A special trade of Fonterra shareholder units went through the market yesterday soon after Fonterra Co-operative Group, the world's largest dairy exporter, announced it had scaled back its offer to farmer shareholders to sell the economic rights of their shares into the shareholders' fund.

Wet shares are production-backed shares held by farmer shareholders, required to be held in accordance with the share standard for a season.

Mr Easton said the take-up of the original offer last year was very low but, given shareholders now had the ''clarity'' of a $7.92 share price, it made it much easier for them to decide. The Fonterra units were issued at $5.50.

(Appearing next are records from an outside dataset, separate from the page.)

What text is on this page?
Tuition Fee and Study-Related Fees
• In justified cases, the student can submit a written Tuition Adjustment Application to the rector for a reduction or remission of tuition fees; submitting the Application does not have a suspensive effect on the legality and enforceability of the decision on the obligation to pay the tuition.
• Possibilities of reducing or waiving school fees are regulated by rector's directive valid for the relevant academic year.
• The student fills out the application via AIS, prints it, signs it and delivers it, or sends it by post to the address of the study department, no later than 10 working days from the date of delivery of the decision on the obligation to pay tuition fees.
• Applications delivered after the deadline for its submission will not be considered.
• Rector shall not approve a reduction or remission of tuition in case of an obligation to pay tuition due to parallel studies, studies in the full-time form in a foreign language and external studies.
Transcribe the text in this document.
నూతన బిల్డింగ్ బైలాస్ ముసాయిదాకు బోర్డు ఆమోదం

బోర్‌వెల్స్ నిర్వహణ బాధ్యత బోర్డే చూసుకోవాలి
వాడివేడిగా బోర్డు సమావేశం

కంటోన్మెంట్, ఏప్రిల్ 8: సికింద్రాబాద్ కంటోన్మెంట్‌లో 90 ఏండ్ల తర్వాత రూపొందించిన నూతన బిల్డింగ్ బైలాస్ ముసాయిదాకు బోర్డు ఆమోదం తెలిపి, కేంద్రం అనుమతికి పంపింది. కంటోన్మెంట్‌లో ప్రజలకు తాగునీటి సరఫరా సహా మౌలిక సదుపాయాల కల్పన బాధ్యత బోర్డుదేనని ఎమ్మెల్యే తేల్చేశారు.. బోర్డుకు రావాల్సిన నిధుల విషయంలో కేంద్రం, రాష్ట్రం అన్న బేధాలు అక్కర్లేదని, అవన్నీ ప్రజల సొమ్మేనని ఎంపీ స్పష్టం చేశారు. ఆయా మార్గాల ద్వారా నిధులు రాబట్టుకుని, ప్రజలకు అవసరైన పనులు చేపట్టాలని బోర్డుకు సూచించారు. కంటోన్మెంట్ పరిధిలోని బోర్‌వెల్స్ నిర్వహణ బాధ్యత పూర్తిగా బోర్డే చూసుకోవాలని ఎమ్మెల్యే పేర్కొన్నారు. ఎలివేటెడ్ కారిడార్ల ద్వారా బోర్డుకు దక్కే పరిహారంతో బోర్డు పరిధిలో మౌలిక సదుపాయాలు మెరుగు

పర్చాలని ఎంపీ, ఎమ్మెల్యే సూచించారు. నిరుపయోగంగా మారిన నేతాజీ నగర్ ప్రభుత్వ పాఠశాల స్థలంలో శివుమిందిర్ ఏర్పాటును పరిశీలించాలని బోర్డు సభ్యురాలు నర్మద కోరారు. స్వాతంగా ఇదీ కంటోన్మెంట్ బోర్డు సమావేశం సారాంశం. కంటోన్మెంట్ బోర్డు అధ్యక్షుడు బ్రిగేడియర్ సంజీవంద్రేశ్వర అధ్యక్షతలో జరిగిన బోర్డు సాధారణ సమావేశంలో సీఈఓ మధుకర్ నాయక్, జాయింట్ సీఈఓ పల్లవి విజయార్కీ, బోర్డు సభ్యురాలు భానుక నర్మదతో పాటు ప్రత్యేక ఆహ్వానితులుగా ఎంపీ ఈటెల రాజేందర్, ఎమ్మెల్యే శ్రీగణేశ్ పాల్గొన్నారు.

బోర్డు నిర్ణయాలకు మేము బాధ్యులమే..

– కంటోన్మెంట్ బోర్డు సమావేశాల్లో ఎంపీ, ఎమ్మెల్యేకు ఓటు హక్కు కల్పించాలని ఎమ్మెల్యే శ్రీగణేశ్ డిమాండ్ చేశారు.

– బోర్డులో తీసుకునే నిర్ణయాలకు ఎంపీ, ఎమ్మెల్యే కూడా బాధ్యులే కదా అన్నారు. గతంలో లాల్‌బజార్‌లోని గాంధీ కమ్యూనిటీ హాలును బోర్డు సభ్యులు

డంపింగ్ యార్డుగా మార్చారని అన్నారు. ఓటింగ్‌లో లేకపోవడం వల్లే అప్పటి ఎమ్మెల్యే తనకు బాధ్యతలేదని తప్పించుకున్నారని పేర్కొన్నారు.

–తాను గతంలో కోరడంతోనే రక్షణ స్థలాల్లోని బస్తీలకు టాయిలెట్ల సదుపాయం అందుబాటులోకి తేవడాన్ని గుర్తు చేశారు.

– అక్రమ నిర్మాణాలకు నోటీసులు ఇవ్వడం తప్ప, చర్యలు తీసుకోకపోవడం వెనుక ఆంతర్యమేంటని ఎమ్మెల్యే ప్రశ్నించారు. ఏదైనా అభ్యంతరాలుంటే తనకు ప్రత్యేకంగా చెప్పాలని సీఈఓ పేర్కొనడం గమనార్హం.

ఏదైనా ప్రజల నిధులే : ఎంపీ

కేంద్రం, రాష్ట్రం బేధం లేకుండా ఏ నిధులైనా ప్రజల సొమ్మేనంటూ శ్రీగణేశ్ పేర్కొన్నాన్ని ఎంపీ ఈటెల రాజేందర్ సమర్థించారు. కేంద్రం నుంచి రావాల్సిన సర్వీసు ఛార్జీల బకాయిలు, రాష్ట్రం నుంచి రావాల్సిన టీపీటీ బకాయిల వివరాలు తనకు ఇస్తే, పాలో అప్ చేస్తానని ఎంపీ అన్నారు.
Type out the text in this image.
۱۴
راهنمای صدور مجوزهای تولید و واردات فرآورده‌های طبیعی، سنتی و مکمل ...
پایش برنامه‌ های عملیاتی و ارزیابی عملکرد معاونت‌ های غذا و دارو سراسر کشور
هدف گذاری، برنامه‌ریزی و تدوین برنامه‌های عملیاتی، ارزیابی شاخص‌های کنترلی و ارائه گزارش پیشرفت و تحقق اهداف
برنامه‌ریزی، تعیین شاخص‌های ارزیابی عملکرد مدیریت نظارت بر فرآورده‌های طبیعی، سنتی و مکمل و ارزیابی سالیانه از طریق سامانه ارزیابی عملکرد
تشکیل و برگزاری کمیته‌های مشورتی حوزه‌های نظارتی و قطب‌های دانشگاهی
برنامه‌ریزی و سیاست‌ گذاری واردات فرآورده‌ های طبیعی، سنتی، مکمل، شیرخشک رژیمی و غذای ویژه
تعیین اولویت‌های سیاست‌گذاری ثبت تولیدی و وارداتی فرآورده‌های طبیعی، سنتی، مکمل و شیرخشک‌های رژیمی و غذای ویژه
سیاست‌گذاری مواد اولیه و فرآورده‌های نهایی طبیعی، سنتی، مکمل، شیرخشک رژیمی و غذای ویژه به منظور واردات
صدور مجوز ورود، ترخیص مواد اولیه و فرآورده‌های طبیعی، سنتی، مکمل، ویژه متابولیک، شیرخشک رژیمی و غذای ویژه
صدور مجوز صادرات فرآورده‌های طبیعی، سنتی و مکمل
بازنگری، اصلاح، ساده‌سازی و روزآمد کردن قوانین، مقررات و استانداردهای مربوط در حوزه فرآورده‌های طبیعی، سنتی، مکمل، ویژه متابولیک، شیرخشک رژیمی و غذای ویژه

''This is $500 million that's going to hit the New Zealand economy in one form or another. I guess it shows the flexibility TAF is offering Fonterra shareholders that they didn't have in the past and it's also something of a vote of confidence for the system.''

Given that there was scaling, there might be more liquidity in the market as those that really needed the cash - drought-stricken farmers - sold whatever shares that they had available, Mr Easton said.

Fonterra chairman John Wilson said about 20% of Fonterra farmers took advantage of the opportunity to sell some of their shares but the high level of demand meant scaling back. Fonterra would buy just below 80% of the economic rights farmers offered to sell.

''A significant number of farmer shareholders have thought through the potential benefits of using the additional flexibility provided by the changes made to our capital structure last year.''

Some had indicated they would use the offer proceeds to fund further growth of their farming businesses, while others said they would relieve some of the cash-flow pressure after this year's drought, he said.

Mr Easton said the supply would not increase the size of the shareholders' fund. Fonterra was buying the units that resulted from the supply offer and would redeem them for Fonterra shares.

The shares would be kept as treasury stock. When new suppliers joined Fonterra, the shares would be available and no new shares would need to be created, he said.

Fonterra Shareholders Council chairman Ian Brown said the take-up of the latest supply offer showed farmers were beginning to take advantage of the flexibility TAF offered.

The first supply offer saw farmers exercise some understandable caution but, with growing confidence in the new system, farmers were now ready to use TAF as it was intended, he said.

''The solid level of demand from shareholders to release some of the economic value of their shares shows they are using TAF to their benefit. Farmers are taking advantage of the greater flexibility it offers them in making decisions that impact the day-to-day running of their business.''

It also strengthened the co-operative as Fonterra was now able to make better use of its capital rather than, as the recent drought would have compelled it to, distribute it as farmers redeemed their shares, Mr Brown said.